Nitric oxide: what's new to NO?

Abstract

Nitric oxide (NO) is one of the critical components of the vasculature, regulating key signaling pathways in health. In macrovessels, NO functions to suppress cell inflammation as well as adhesion. In this way, it inhibits thrombosis and promotes blood flow. It also functions to limit vessel constriction and vessel wall remodeling. In microvessels and particularly capillaries, NO, along with growth factors, is important in promoting new vessel formation, a process termed angiogenesis. With age and cardiovascular disease, animal and human studies confirm that NO is dysregulated at multiple levels including decreased production, decreased tissue half-life, and decreased potency. NO has also been implicated in diseases that are related to neurotransmission and cancer although it is likely that these processes involve NO at higher concentrations and from nonvascular cell sources. Conversely, NO and drugs that directly or indirectly increase NO signaling have found clinical applications in both age-related diseases and in younger individuals. This focused review considers recently reported advances being made in the field of NO signaling regulation at several levels including enzymatic production, receptor function, interacting partners, localization of signaling, matrix-cellular and cell-to-cell cross talk, as well as the possible impact these newly described mechanisms have on health and disease.

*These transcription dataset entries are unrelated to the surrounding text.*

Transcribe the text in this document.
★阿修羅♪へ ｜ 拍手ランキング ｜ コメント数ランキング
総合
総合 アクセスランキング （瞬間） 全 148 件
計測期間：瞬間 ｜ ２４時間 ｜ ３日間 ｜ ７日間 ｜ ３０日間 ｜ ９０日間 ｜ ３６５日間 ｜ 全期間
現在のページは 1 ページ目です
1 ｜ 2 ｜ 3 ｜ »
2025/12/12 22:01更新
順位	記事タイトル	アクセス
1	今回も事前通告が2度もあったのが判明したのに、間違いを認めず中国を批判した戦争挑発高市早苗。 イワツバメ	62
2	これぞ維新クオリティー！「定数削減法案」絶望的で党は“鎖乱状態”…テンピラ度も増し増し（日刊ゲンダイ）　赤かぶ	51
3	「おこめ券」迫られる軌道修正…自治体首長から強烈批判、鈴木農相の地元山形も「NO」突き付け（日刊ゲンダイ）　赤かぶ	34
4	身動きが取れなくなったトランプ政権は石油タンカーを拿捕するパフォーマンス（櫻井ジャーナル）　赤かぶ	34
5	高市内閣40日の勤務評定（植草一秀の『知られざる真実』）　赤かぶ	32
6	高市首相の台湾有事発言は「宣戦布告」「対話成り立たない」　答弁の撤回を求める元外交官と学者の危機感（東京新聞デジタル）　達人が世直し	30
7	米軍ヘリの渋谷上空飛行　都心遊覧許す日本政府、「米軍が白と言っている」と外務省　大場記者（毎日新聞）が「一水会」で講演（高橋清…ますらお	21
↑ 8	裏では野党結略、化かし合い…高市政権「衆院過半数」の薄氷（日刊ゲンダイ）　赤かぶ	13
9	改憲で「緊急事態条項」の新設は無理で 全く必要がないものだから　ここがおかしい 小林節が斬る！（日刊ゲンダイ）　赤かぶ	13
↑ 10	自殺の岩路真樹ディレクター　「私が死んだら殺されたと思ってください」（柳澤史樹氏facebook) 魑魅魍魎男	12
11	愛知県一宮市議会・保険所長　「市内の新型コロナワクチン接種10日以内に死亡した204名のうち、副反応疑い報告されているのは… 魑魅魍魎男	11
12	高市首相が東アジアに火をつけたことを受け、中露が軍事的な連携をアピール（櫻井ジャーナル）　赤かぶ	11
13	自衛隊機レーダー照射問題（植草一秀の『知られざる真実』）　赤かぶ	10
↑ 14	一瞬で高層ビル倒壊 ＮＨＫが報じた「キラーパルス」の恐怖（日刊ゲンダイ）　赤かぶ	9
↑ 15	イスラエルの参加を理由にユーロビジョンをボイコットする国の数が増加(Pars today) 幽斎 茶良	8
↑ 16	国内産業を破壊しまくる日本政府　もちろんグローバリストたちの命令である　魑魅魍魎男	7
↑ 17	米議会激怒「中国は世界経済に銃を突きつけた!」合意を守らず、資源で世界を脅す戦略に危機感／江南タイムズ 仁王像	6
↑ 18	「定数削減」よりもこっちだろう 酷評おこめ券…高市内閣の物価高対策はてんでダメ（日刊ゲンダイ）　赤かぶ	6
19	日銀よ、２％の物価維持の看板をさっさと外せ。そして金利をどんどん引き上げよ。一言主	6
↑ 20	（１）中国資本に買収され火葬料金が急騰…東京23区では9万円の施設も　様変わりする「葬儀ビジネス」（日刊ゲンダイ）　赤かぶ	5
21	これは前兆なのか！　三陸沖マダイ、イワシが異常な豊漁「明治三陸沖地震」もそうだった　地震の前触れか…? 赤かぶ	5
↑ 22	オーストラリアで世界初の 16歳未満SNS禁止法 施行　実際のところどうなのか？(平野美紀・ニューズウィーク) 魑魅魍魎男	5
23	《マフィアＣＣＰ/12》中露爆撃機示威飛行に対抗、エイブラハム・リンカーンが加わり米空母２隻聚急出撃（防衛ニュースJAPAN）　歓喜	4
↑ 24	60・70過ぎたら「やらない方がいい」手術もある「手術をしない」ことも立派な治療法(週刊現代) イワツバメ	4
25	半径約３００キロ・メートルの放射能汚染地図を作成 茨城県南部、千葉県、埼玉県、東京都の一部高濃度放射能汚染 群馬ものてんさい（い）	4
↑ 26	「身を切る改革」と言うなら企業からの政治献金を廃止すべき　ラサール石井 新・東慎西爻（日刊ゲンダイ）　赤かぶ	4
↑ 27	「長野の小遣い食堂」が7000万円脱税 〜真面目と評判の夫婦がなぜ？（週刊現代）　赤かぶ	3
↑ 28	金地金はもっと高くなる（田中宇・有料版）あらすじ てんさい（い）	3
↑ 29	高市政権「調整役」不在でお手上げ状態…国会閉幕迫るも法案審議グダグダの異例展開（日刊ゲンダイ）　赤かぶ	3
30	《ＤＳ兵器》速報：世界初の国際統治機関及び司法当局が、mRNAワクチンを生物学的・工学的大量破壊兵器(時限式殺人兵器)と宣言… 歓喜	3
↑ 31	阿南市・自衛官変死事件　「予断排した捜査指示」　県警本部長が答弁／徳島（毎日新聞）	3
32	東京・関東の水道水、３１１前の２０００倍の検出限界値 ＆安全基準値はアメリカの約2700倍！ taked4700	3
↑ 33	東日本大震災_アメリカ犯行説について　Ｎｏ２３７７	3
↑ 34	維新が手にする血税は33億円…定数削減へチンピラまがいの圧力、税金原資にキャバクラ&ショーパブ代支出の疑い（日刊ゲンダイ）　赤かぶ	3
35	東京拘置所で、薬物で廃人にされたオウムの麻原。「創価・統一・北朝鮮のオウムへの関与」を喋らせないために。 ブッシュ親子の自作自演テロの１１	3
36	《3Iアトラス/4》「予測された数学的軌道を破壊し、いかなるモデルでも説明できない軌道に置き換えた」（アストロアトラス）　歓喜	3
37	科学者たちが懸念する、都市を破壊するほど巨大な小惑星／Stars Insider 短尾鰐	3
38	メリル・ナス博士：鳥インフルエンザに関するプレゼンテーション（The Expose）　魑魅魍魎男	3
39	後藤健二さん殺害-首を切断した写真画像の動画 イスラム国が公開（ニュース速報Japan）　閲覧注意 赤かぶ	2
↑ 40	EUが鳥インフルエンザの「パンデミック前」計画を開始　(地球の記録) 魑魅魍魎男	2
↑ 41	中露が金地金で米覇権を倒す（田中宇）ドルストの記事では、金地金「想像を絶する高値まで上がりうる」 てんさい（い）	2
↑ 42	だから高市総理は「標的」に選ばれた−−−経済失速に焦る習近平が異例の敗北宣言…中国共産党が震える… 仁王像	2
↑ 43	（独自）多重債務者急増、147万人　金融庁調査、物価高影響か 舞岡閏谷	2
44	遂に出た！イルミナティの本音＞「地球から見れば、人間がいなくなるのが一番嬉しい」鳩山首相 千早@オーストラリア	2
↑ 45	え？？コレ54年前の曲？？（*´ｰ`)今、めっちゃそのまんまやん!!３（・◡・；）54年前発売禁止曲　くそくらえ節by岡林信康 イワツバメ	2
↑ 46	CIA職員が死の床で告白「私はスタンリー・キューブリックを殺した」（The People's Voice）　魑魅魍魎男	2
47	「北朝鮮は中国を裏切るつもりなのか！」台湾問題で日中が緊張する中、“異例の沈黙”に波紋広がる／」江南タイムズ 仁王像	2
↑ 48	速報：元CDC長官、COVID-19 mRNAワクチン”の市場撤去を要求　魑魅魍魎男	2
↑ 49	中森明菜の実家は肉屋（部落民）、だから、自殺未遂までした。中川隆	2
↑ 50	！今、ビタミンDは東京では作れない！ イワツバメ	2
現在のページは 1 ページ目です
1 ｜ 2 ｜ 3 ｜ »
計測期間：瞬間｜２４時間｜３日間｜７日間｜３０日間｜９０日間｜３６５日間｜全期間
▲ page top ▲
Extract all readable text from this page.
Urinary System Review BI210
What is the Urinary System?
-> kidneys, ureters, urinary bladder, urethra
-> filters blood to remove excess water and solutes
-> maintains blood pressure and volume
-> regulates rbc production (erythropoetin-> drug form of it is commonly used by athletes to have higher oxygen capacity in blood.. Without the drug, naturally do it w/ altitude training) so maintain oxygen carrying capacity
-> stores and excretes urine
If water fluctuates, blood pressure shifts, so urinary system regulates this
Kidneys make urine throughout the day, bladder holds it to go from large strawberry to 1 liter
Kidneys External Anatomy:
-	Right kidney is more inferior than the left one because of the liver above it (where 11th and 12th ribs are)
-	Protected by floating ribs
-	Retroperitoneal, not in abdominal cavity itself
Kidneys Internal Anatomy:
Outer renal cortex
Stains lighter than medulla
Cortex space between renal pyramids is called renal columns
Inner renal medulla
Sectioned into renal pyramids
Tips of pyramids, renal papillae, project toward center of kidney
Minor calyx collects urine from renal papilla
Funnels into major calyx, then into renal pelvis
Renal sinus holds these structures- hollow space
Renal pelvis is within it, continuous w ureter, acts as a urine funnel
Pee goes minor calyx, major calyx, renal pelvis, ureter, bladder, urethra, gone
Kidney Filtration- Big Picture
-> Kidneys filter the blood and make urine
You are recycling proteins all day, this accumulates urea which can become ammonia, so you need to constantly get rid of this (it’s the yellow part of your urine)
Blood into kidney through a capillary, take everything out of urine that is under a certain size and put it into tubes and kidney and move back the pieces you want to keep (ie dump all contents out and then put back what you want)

Keywords: CD47; NOS; cardiac; cardiovascular; cytochrome b5 reductase 3; matricellular; nitric oxide; signal transduction; thrombospondin-1.

Fig. 1.

Recent findings provide for additional levels of nitric oxide (NO) regulation. Receptor-mediated signaling such as vascular endothelial growth factor receptor 2 (VEGFR2) and acetylcholine (ACh) as well as protein partners including heat shock protein 90 (HSP90), calmodulin (CaM), and caveolin-1 (Cav-1) regulate endothelial NO synthase (eNOS) activity and thus NO production in the vascular wall. Once generated, NO diffuses from endothelium to various cell types including vascular smooth muscle cells, platelets, and monocytes where it activates its receptor soluble guanylate cyclase (sGC), increases production of cyclic guanosine monophosphate (cGMP), and controls cell function. In addition to paracrine processes, NO controls or alters intracellular functions such as mitochondria biogenesis, telomerase activity, reactive oxygen species (ROS) production, and low-density lipoprotein (LDL)-oxidation. Heme scavenging proteins, such as hemoglobin-α, are expressed in endothelial cells (EC) and serve as a “buffer” to control NO diffusion, a process that is regulated at endothelial (MEJ)-smooth muscle cell junctions by cytochrome b5 reductase 3 (Cb5r3). Extracellular “outside-in” signals, such as thrombospondin-1 (TSP1)-cluster of differentiation 47 (CD47) also have the ability to limit on NO signaling through inhibition of eNOS, sGC, and cGMP-dependent protein kinase (PKG) activity. EPC, endothelial progenitor cells; MR3, muscarinic receptor 3; MEJ, myo-endothelial junction; SMC, smooth muscle cell; GPCR, G protein-coupled receptor. [Printed with permission from Anita Impagliazzo.]